Hubo un Periscope, unos pitos y muchas dudas. Hubo un Kevin Roldán, un antimadridista en rueda de prensa y un supuesto antiespañol. Hubo todo eso y, sin embargo, Piqué siempre estuvo ahí. Jamás se le pasó por la cabeza abandonar o dejar la selección. Él acudió siempre a la llamada, ganó un Mundial y una Eurocopa, cantó el “yo soy español” y se emborrachó -como todos- en las dos rúas por Madrid. Se comprometió con Del Bosque, hizo las paces con Ramos y viajó a Francia como uno más, con su hijo Milan. Y, por si alguien tenía dudas, dio la victoria a España ante la República Checa (1-0). Vio venir el centro de Iniesta, cabeceó y enfiló hacia el fondo de la banda de Toulouse para dedicárselo a su hijo, que compareció con la camiseta de la Roja y jugó con él tras el partido sobre el césped del estadio de Toulouse.
Piqué, en su última gran aparición, dejó los pitos en el baúl de los recuerdos. En los bares de Cádiz, en las tascas de Madrid y en las terrazas de Barcelona se aplaudió su gol. Por primera vez en mucho tiempo, aunque parezca contradictorio, el defensa puso a todos de acuerdo. Motivó abrazos, gestos de cariño y aplausos. Entre madridistas, atléticos, barcelonistas o seguidores del Marchamalo. Da un poco igual. Gerard, el empresario de videojuegos y el hipster que cae bien (o mal) dependiendo del día, se hizo grande, formó junto a Sergio Ramos en defensa e hizo un partido de bandera.

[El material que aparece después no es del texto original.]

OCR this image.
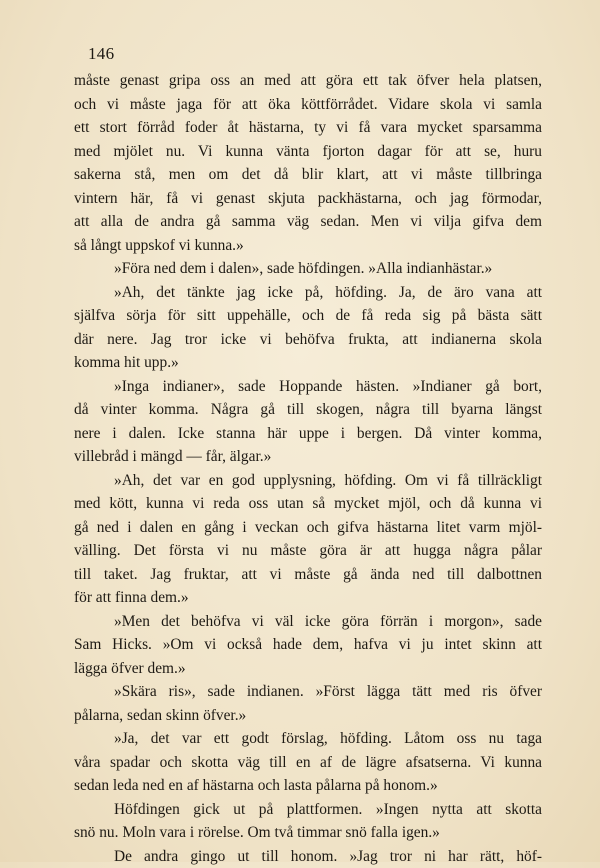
146
måste genast gripa oss an med att göra ett tak öfver hela platsen,
och vi måste jaga för att öka köttförrådet. Vidare skola vi samla
ett stort förråd foder åt hästarna, ty vi få vara mycket sparsamma
med mjölet nu. Vi kunna vänta fjorton dagar för att se, huru
sakerna stå, men om det då blir klart, att vi måste tillbringa
vintern här, få vi genast skjuta packhästarna, och jag förmodar,
att alla de andra gå samma väg sedan. Men vi vilja gifva dem
så långt uppskof vi kunna.»
»Föra ned dem i dalen», sade höfdingen. »Alla indianhästar.»
»Ah, det tänkte jag icke på, höfding. Ja, de äro vana att
själfva sörja för sitt uppehälle, och de få reda sig på bästa sätt
där nere. Jag tror icke vi behöfva frukta, att indianerna skola
komma hit upp.»
»Inga indianer», sade Hoppande hästen. »Indianer gå bort,
då vinter komma. Några gå till skogen, några till byarna längst
nere i dalen. Icke stanna här uppe i bergen. Då vinter komma,
villebråd i mängd — får, älgar.»
»Ah, det var en god upplysning, höfding. Om vi få tillräckligt
med kött, kunna vi reda oss utan så mycket mjöl, och då kunna vi
gå ned i dalen en gång i veckan och gifva hästarna litet varm mjöl-
välling. Det första vi nu måste göra är att hugga några pålar
till taket. Jag fruktar, att vi måste gå ända ned till dalbottnen
för att finna dem.»
»Men det behöfva vi väl icke göra förrän i morgon», sade
Sam Hicks. »Om vi också hade dem, hafva vi ju intet skinn att
lägga öfver dem.»
»Skära ris», sade indianen. »Först lägga tätt med ris öfver
pålarna, sedan skinn öfver.»
»Ja, det var ett godt förslag, höfding. Låtom oss nu taga
våra spadar och skotta väg till en af de lägre afsatserna. Vi kunna
sedan leda ned en af hästarna och lasta pålarna på honom.»
Höfdingen gick ut på plattformen. »Ingen nytta att skotta
snö nu. Moln vara i rörelse. Om två timmar snö falla igen.»
De andra gingo ut till honom. »Jag tror ni har rätt, höf-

A él, bendito diablo, se le puede dar ‘caña’ desde donde se quiera: Twitter, Facebook o el mismísimo Bernabéu. Al fin y al cabo, su actitud quizás no sea ejemplar. Puede, incluso, que sea atípica para lo que es el fútbol actual, un sucedáneo de buenas maneras donde lo políticamente correcto es lo oficialmente perseguido por los gabinetes de comunicación. Sin embargo, él no es de esos. No busca buenas palabras para contentar a todos. Gerard, natural de Barcelona, es catalán y, ahora, también héroe español. Y todo lo lleva con profesionalidad, haciéndolo compatible y enorgulleciéndose de su carácter. Piqué -se esté de acuerdo o no- es un Mourinho, un Guti o un Joan Gaspart. Y está bien que así sea. ¡Qué aburrido es lo otro!

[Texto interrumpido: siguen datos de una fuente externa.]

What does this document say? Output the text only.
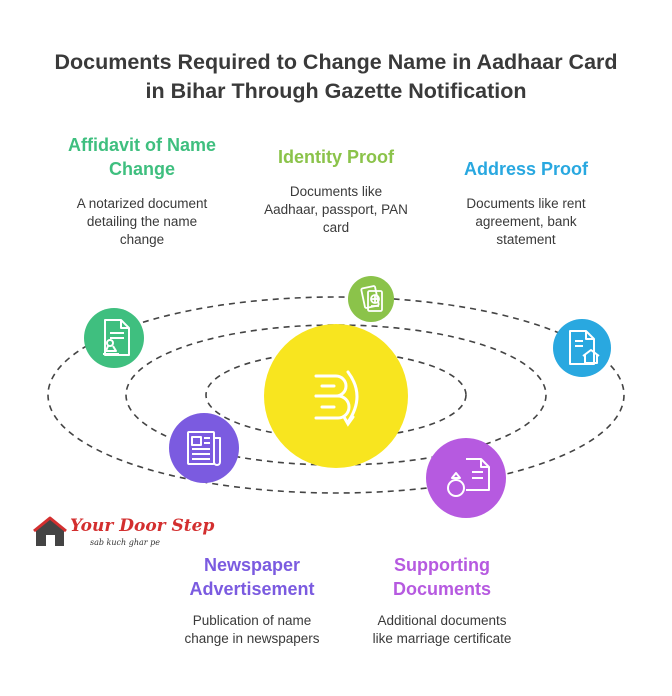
Documents Required to Change Name in Aadhaar Card
in Bihar Through Gazette Notification
Affidavit of Name
Change
A notarized document
detailing the name
change
Identity Proof
Documents like
Aadhaar, passport, PAN
card
Address Proof
Documents like rent
agreement, bank
statement
Newspaper
Advertisement
Publication of name
change in newspapers
Supporting
Documents
Additional documents
like marriage certificate
Your Door Step
sab kuch ghar pe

Gerard, discípulo de Puyol y pupilo de Guardiola, podría haber aceptado sus reglas. Y quizás así la querencia de todos hacia él habría sido más intensa. Pero no. Él, que aprendió junto a Ferguson y maduró con Pep, ha conseguido desde la defensa -posición del anonimato- engrandecer tanto su leyenda futbolística como personal. Los dos ámbitos de su vida, compatibles por igual, lo han hecho popular e indiscutible en sus equipos: el Barcelona y la selección. Y, en ambos, es además un líder. El tipo que comienza la jugada, que se incorpora al ataque y que se erige en protagonista con el torrente de su carácter y su capacidad para llegar arriba.
Ahora, en la selección, aplaudido gracias a un cabezazo. Apenas un gol, un fogonazo en la oscuridad de una tarde con color a empate. En un partido, por cierto, que, en caso de haber entregado tan solo un punto a España, habría propiciado las dudas. Pero no. Esta vez no se repitió el descalabro del Mundial. Entró el balón, se gritó bien alta la victoria y se abrió la veda en una jornada que promete con reavivar a la campeona. De nuevo, con Piqué en la alineación titular, como en el Mundial de Sudáfrica y la Eurocopa de 2012. Como ahora, con un jugador que pregona sus virtudes y sus defectos, pero que rinde. Y que también canta, aunque sea con su ‘colega’ Sergio Ramos y Niña Pastori. ¿Alguien da más?